Compared to the first half of 2023 with the same time in 2022, the survey mentioned a 36% fall in the number of sale transactions, and a 50% decline in total dollar volume, while the sale price per room fell by 4%.

According to the survey, the relatively inflated cost of debt has increased bid/ask spreads and weakened investment volume.

Some of the significant transactions made in Q2 2023 were:

  • A total of 14 trades, representing around 17% of the national quarter total, took place in Florida, followed by nine sales (11% of the national quarter) in California and Arizona with eight sales (10%). Together, 31 trades or 37% of the national quarter took place in these three states.
  • Five Q1 2023 sales were completed between $100 million and $199 million each.
  • The acquisition of the 1,000-room JW Marriott San Antonio Hill Country Resort & Spa in San Antonio, Texas, by Ryman Hospitality Properties, Inc. for $800 million from Blackstone.
  • The acquisition of the 250-key Nautilus Hotel in Miami Beach, Fla., for $164.5 million by Service Properties Trust from Quadrum Global. The hotel, which is currently managed by Sonesta International Hotels Corp. and subsequent to a major renovation slated to be completed in 2025, will be rebranded to Sonesta’s The James brand.
  • The acquisition of the 276-key Claremont Club & Spa – A Fairmont Hotel in Berkeley, Calif., for $163.3 million by Ohana Real Estate Investors from Blum Capital Partners.
  • A joint venture between Gencom and GD Holdings, LLC acquired the 192-key St. Regis Chicago from Magellan Development Group for $133.5 million. This trade represents the closing of a forward sale of a new hotel agreed upon in 2020.
  • Mission Hill Hospitality purchased the 144-key AC Hotel by Marriott Clearwater Beach and the 139-key Courtyard by Marriott Clearwater Beach for $113.7 million from Norwich Partners.
  • Southwest Value Partners acquired the 575-room JW Marriott Tucson Starr Pass Resort & Spa for $112 million from Fortress Investment Group.
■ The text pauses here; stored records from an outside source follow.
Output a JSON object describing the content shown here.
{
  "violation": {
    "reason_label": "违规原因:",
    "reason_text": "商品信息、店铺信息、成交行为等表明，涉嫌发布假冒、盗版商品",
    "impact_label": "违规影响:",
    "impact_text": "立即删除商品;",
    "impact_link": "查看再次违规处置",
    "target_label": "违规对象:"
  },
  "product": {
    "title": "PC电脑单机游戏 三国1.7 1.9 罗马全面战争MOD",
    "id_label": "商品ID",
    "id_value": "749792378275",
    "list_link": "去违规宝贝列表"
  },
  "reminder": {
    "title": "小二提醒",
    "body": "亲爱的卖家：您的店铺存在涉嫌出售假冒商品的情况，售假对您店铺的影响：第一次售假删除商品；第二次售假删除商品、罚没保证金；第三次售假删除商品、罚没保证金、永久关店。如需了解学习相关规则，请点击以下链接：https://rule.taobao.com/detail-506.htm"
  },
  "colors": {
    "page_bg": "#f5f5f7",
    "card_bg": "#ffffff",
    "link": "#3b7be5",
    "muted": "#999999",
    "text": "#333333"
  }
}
CHALLENGES IMPACTING ACTIVITY

Despite many hotel deals being completed in the U.S., activity remained slow due to the disconnect between operating fundamentals and capital markets. The pricing of the hotels continues to stay steady and offer discounts to replacement costs, which have seen a sudden increase in the recent past.

Despite the slowing economy and indications of a possible recession, there has been a strong demand for transient lodging accommodations and relatively low increases in net new hotel supply, which are expected to boost the sector’s performance. Length of stay is increasing in many markets, driven mainly by the return of leisure travel.
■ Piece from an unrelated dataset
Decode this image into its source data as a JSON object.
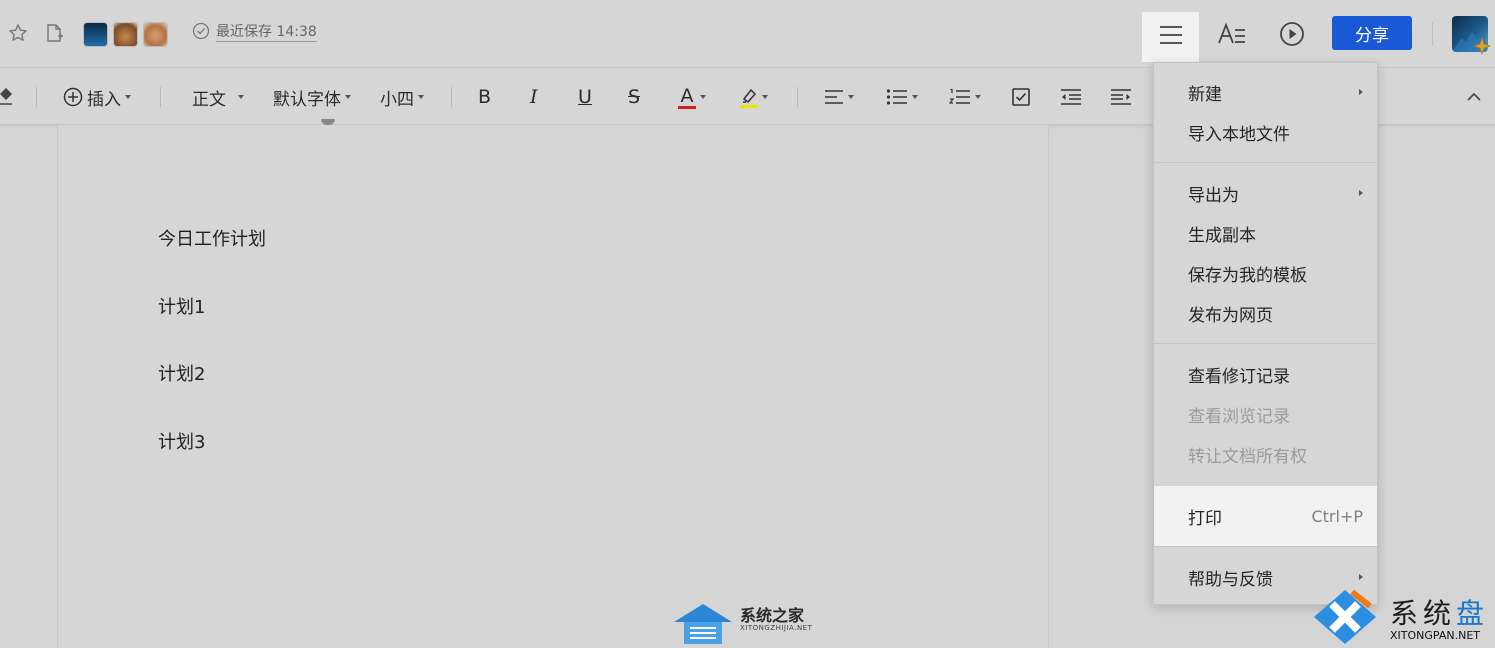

While Americans have resumed their travel overseas, inbound travel to the country is returning and is somewhat impacted by the federal government’s slow processing of visa applications.

The sector continues to be impacted by labor shortages and supply chain problems, along with increasing insurance costs and property taxes. Several lodging assets are starved of capital, and skyrocketing renovation costs are projected to affect investment underwriting and decision-making, the survey said.